The Federal Reserve on Tuesday cut its target for overnight interest rates to zero to 0.25 percent, bringing it closer to unconventional action to lift the economy out of a year-long recession.
“The message is they’re instituting quantitative easing on a fairly large scale,” said Doug Roberts, chief investment strategist at Channel Capital Research.com.Full Story
Not only is fed making the dollar free to borrow with the fed rate going to zero the fed is now directly participating in the market by buying securities such as government debt, mortgages, commercial loans, even stocks. Wow! They really want to force their dollars into the market any way possible. It’s funny that they are issuing dollars, which is basically US debt, to buy government debt.
What the fed is doing here is setting up the groundwork for the next great bubble. Remember, it was easy money that got us in the mess in the first place and the government forcing banks to make home loans to people that had little ability to pay for them. As long as the fed can continue to keep printing, there will continue to be larger and larger booms and busts. All the market needs now is confidence of the people. When you combine confidence with all the cash sitting on the sidelines and the money that the fed is flowing into the market plus the $1 trillion that Obama wants to spend once he’s in office… we will have the next great bubble begin to form, unless the fed pulls the money back out fast enough, but their will be great pressure on them to leave it alone and Bernanke does not have the reputation of being a fan of a strong dollar. However, with everything in the market, there are winners and losers.

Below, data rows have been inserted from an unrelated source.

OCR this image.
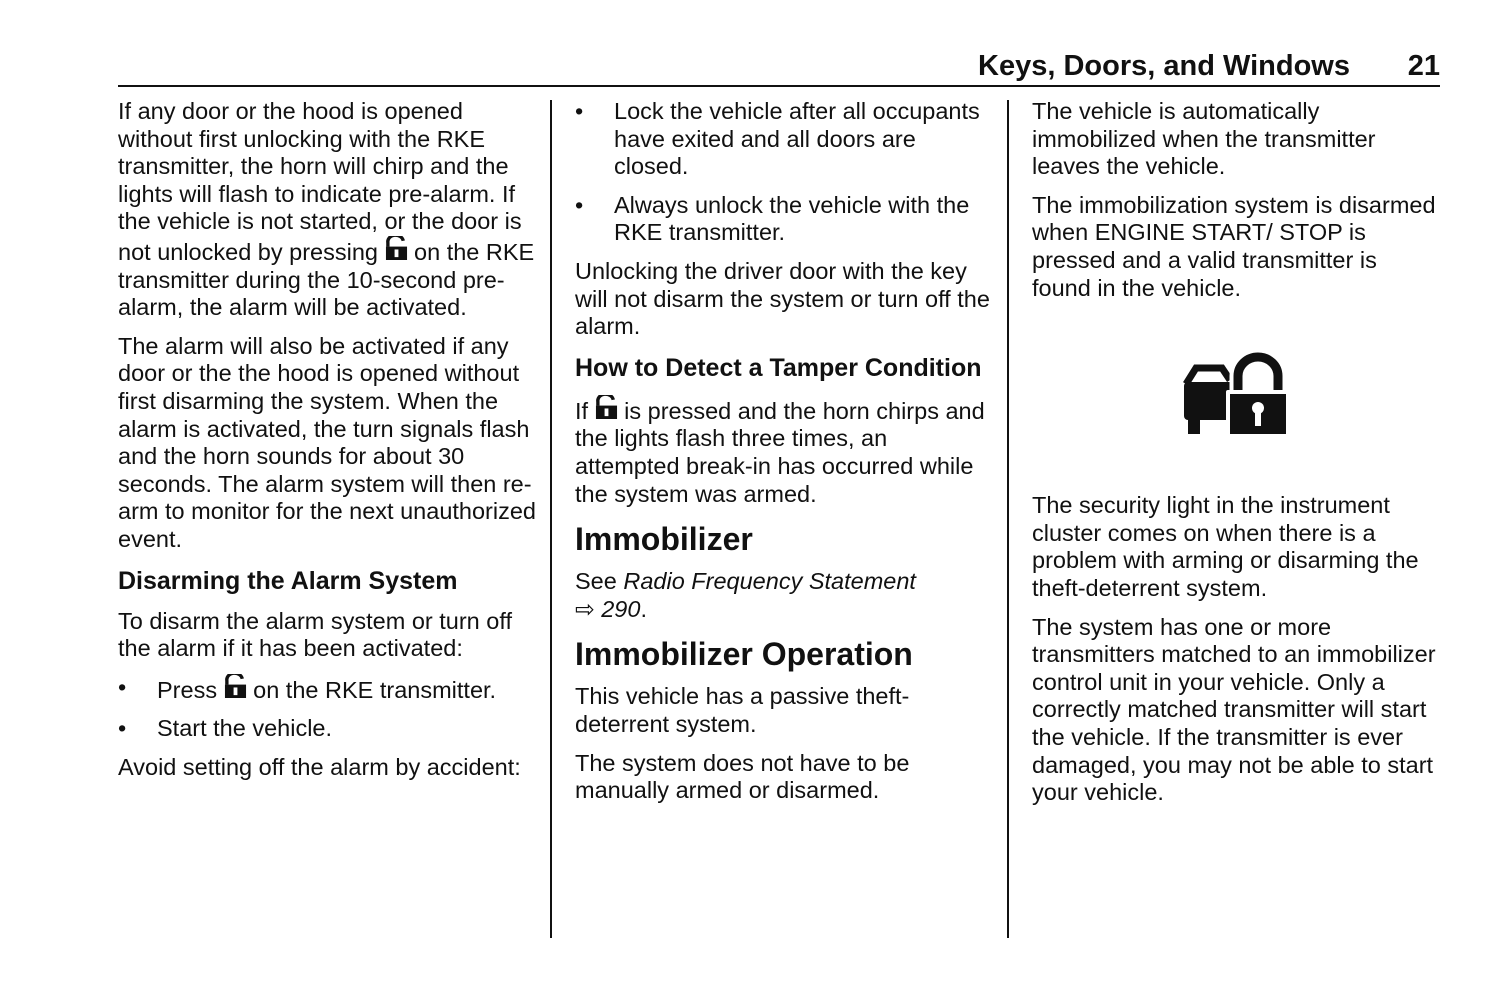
Keys, Doors, and Windows 21

If any door or the hood is opened without first unlocking with the RKE transmitter, the horn will chirp and the lights will flash to indicate pre-alarm. If the vehicle is not started, or the door is not unlocked by pressing on the RKE transmitter during the 10-second pre-alarm, the alarm will be activated.

The alarm will also be activated if any door or the the hood is opened without first disarming the system. When the alarm is activated, the turn signals flash and the horn sounds for about 30 seconds. The alarm system will then re-arm to monitor for the next unauthorized event.

Disarming the Alarm System

To disarm the alarm system or turn off the alarm if it has been activated:

• Press on the RKE transmitter.
• Start the vehicle.

Avoid setting off the alarm by accident:

• Lock the vehicle after all occupants have exited and all doors are closed.
• Always unlock the vehicle with the RKE transmitter.

Unlocking the driver door with the key will not disarm the system or turn off the alarm.

How to Detect a Tamper Condition

If is pressed and the horn chirps and the lights flash three times, an attempted break-in has occurred while the system was armed.

Immobilizer

See Radio Frequency Statement
⇨ 290.

Immobilizer Operation

This vehicle has a passive theft-deterrent system.

The system does not have to be manually armed or disarmed.

The vehicle is automatically immobilized when the transmitter leaves the vehicle.

The immobilization system is disarmed when ENGINE START/ STOP is pressed and a valid transmitter is found in the vehicle.

The security light in the instrument cluster comes on when there is a problem with arming or disarming the theft-deterrent system.

The system has one or more transmitters matched to an immobilizer control unit in your vehicle. Only a correctly matched transmitter will start the vehicle. If the transmitter is ever damaged, you may not be able to start your vehicle.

Some of the winners in this case will be US manufacturers, banks, US exporters and people that owe a bunch in US dollars. The biggest losers will be people with their savings in cash and people on fixed income. The more dollars the fed pumps into the market, the riskier it is to keep your savings all in cash, as inflation will return eventually and the prices of everything we buy will skyrocket, such as fuel, metals, wheat, corn, etc. It would be better to put some of it into non-depreciating assets that have real value (if you haven’t already), such as high quality stocks, silver, gold, real estate, etc., especially at current prices. You have to be defensive against the Fed’s actions.
Looking for a good local opportunity? I recently picked up some shares of Merchant’s Bank (MBVT). They are based here in Vermont. They will benefit from the free money they can borrow and then resell, they pay a great dividend (around 5.56% as of today) and they didn’t have exposure to the sub prime mortgages. I got some shares at $18/share. Trading has been a little volatile lately. I’m looking to get more between the $17-$19 range.